Are these “movement” groups as important to the SNP as unions have been to Labour? Maybe not. But a new party has been formed since the SNP quadrupled in size – and its new face must be more like its new support. It is – roughly a third of all candidates selected so far are relatively youthful women; Natalie McGarry, founder of Women for Independence, will take on Margaret Curran in Glasgow East; Alison Thewliss will challenge Labour’s Anas Sarwar in Glasgow Central; Joanna Cherry QC, a founder of Lawyers for Yes, will contest Edinburgh South West, a seat vacated by Alistair Darling; Margaret Ferrier is standing in Rutherglen; Dr Philippa Whitford in Central Ayrshire; Corri Wilson in Ayr, Carrick and Cumnock; Michelle Thomson in Edinburgh West; Tasmina Ahmed Sheikh in Ochil and South Perthshire; Carol Monaghan in Glasgow North West; and Kirsten Oswald against Jim Murphy (if he decides to stand) in East Renfrewshire.

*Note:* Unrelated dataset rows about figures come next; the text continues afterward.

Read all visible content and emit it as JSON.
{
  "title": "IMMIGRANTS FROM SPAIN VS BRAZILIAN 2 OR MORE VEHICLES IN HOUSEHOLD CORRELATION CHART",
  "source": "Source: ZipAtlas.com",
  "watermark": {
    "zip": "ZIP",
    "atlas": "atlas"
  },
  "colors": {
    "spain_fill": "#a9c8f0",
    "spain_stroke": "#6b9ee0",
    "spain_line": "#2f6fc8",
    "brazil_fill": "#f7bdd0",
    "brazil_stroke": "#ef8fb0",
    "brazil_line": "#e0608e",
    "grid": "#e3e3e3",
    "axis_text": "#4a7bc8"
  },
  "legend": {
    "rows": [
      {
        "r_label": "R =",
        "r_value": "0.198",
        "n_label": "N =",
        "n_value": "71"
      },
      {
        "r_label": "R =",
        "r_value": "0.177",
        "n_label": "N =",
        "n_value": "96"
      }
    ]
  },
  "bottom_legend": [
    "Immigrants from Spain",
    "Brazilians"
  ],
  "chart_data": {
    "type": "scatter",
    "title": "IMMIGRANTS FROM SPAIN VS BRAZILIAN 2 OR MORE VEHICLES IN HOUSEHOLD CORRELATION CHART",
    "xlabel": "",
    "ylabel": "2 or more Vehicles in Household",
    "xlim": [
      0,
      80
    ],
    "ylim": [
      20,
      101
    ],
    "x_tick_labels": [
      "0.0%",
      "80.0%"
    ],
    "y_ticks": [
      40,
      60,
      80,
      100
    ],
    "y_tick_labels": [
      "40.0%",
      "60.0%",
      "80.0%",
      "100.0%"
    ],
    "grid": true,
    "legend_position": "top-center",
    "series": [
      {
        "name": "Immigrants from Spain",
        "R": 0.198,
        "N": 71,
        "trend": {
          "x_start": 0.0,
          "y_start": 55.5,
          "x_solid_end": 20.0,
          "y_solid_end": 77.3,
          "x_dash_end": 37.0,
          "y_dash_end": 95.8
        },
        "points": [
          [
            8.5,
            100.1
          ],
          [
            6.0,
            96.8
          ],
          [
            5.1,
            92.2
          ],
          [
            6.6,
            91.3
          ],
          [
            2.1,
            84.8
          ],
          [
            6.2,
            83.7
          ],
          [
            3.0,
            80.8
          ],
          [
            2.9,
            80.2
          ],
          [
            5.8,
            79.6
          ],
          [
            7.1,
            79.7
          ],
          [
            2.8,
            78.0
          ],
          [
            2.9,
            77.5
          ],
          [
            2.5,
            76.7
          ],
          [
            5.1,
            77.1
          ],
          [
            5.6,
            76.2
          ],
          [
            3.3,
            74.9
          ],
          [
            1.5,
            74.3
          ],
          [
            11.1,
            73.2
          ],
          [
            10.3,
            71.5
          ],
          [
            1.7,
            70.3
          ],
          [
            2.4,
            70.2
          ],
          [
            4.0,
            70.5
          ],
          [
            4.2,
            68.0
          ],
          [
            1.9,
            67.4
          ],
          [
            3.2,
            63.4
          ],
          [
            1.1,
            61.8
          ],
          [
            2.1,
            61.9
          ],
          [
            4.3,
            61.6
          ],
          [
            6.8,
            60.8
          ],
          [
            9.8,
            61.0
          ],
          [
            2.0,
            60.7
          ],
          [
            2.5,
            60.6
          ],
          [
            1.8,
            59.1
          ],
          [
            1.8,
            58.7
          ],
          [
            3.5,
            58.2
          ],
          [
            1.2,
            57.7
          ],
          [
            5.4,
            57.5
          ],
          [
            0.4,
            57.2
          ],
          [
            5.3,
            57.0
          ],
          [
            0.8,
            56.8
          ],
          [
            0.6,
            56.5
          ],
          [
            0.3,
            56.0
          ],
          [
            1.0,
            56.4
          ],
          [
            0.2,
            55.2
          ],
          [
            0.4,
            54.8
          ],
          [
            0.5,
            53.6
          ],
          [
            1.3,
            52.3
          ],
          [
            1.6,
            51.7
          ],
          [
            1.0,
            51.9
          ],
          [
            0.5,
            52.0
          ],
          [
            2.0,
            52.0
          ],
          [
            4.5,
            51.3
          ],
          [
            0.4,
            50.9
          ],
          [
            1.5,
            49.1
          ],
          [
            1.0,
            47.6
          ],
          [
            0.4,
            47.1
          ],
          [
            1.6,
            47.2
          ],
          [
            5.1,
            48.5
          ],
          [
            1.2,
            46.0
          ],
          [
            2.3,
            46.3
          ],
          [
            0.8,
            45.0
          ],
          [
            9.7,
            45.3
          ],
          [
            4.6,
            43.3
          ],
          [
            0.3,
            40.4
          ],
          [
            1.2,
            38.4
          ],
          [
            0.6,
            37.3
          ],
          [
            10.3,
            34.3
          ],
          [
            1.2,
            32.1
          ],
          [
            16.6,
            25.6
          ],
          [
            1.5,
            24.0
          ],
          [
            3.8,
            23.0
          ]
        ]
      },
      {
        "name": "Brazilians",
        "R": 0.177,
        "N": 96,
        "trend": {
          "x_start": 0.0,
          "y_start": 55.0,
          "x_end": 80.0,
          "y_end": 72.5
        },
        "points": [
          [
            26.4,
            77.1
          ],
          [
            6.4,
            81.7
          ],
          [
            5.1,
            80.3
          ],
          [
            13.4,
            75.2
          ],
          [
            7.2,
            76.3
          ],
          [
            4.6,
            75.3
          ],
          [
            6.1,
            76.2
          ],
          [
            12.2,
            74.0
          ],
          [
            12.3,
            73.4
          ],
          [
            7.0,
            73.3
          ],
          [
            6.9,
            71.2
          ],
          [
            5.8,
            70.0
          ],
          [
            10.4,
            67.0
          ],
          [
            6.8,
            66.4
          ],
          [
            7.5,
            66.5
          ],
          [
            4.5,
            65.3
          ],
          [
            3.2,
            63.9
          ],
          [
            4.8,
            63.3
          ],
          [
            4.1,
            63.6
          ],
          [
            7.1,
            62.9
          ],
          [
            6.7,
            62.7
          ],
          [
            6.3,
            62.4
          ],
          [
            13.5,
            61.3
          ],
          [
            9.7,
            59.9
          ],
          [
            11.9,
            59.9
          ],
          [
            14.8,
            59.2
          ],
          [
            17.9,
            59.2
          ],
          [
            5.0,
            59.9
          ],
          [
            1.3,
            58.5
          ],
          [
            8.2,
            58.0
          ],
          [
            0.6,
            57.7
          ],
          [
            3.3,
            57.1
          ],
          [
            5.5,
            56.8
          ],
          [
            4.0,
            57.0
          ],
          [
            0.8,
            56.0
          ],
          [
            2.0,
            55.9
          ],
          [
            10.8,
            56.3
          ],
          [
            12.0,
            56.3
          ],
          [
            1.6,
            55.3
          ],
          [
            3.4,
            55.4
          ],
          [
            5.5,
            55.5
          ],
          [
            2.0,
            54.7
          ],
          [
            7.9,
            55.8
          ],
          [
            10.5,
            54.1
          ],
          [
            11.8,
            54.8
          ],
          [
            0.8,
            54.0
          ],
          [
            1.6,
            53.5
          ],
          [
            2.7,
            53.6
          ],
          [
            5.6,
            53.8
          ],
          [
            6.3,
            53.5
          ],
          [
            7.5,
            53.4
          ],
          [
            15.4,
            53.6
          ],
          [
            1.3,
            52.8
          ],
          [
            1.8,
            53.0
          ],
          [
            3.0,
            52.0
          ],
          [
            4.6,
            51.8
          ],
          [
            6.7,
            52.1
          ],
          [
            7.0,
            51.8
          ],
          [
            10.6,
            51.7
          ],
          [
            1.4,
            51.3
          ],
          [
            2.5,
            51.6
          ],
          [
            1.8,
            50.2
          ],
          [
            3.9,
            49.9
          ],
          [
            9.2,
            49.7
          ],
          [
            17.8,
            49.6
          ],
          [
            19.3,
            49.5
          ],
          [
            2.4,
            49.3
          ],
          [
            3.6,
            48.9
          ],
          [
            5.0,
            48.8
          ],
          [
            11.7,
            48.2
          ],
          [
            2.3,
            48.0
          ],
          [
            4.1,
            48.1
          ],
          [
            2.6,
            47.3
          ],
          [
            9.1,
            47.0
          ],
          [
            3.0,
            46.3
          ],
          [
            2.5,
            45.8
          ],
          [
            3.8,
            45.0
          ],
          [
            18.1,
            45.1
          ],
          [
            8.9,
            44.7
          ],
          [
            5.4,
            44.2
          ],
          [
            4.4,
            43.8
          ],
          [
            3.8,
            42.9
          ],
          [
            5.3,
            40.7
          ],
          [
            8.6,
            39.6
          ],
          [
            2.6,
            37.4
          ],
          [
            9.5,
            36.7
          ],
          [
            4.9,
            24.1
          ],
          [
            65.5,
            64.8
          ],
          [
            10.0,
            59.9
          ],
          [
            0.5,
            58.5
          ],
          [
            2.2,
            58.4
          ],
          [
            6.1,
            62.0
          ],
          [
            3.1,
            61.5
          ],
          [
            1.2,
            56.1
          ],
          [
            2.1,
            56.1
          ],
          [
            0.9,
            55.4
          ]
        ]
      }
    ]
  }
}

That’s an impressive start – although not the 40 per cent Nicola Sturgeon seeks on public boards. Working class or non-professional candidates, however, look thin on the ground.

Nonetheless, the SNP’s general election 2015 team look set to be an impressive, relatively diverse and talented bunch – perhaps too talented for the life of lobby cannon-fodder which may await – and they are already getting to work.

By contrast, London Labour officials told Jim Murphy this weekend that he had “no authority” to tell Scottish MPs to abandon Westminster and concentrate on campaigning at home – a downside of incumbency. A week ago such a spat would have helped Murphy’s campaign to prove he’s not London’s lackey. Now endless internal friction simply raises questions about Murphy’s ability to deliver even if Labour wins.

So can the SNP win big-time? It looks increasingly that only the SNP can prevent it.